A platform team we worked with last quarter was building a hierarchical legal document review system. Their config looked roughly like this:
# LangGraph hierarchical team config (simplified)
top_orchestrator:
model: gpt-4o
max_delegation_depth: 3
timeout_ms: 8000
teams:
- name: extraction_team
lead_model: gpt-4o-mini
workers: [clause_extractor, date_parser, party_identifier]
parallelism: 3
- name: compliance_team
lead_model: gpt-4o
workers: [gdpr_checker, jurisdiction_resolver, risk_scorer]
parallelism: 2
shared_state_backend: redis://state-cluster:6379/0
trace_exporter: otlp://otel-collector:4317
With this topology, p95 latency for a 40-page contract landed at 6.2 seconds. Parallelism across the two teams cut wall-clock time by 38% versus a flat supervisor-worker setup. That 38% is real, but it came with debugging overhead that flat configurations simply don't have.

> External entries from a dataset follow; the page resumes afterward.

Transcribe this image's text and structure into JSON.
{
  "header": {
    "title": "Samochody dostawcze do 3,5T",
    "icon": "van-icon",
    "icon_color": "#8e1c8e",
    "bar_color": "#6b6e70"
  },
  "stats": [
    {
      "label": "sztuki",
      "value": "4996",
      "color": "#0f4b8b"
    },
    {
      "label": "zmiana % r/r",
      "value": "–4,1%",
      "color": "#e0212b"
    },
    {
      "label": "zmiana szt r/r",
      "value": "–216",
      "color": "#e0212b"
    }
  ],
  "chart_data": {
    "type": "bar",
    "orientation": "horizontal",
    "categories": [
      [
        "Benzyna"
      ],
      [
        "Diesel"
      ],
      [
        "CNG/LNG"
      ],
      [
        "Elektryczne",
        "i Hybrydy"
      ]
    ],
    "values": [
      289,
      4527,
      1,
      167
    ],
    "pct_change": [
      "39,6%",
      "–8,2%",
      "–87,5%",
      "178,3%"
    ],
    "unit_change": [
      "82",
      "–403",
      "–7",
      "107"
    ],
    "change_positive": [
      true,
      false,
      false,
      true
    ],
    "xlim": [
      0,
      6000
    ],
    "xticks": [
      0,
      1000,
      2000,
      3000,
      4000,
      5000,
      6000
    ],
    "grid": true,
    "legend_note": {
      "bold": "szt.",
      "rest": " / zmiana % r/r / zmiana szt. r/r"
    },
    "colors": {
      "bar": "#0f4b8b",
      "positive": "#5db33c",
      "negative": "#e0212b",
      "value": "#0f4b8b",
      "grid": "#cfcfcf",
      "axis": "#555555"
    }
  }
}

This choice shapes your observability posture as much as your performance profile, and we think most teams underweight that. Shared memory—a mutable state object passed between graph nodes in LangGraph, or a shared dict in AutoGen—is low-latency and easy to implement, but any agent can corrupt state, and replay or debugging requires snapshotting at every node. Message passing via Kafka topics per agent role, or explicit typed messages between CrewAI agents, adds 5–15ms per hop but gives you a durable audit log and natural backpressure. That tradeoff is almost always worth it once your workflow runs longer than a few seconds.
Cascading retries are the silent budget killer. When a worker fails and the supervisor retries with a fresh LLM call, token costs spike non-linearly. A 2% per-worker error rate across a five-agent supervisor-worker pipeline translates to a 40–70% cost overrun on bad days without explicit circuit breakers. Implement exponential backoff at the agent level, not just at the HTTP client level, and set hard token budgets enforced outside the LLM call itself—because the LLM will not save you here.
Track per-agent Prometheus metrics—agent_tokens_consumed_total and agent_task_duration_seconds—and alert in Grafana when any single agent exceeds its p95 budget by more than 20%. Then actually test your topology under partial failure: kill one worker class in staging and verify the supervisor degrades gracefully rather than retrying indefinitely into a timeout wall.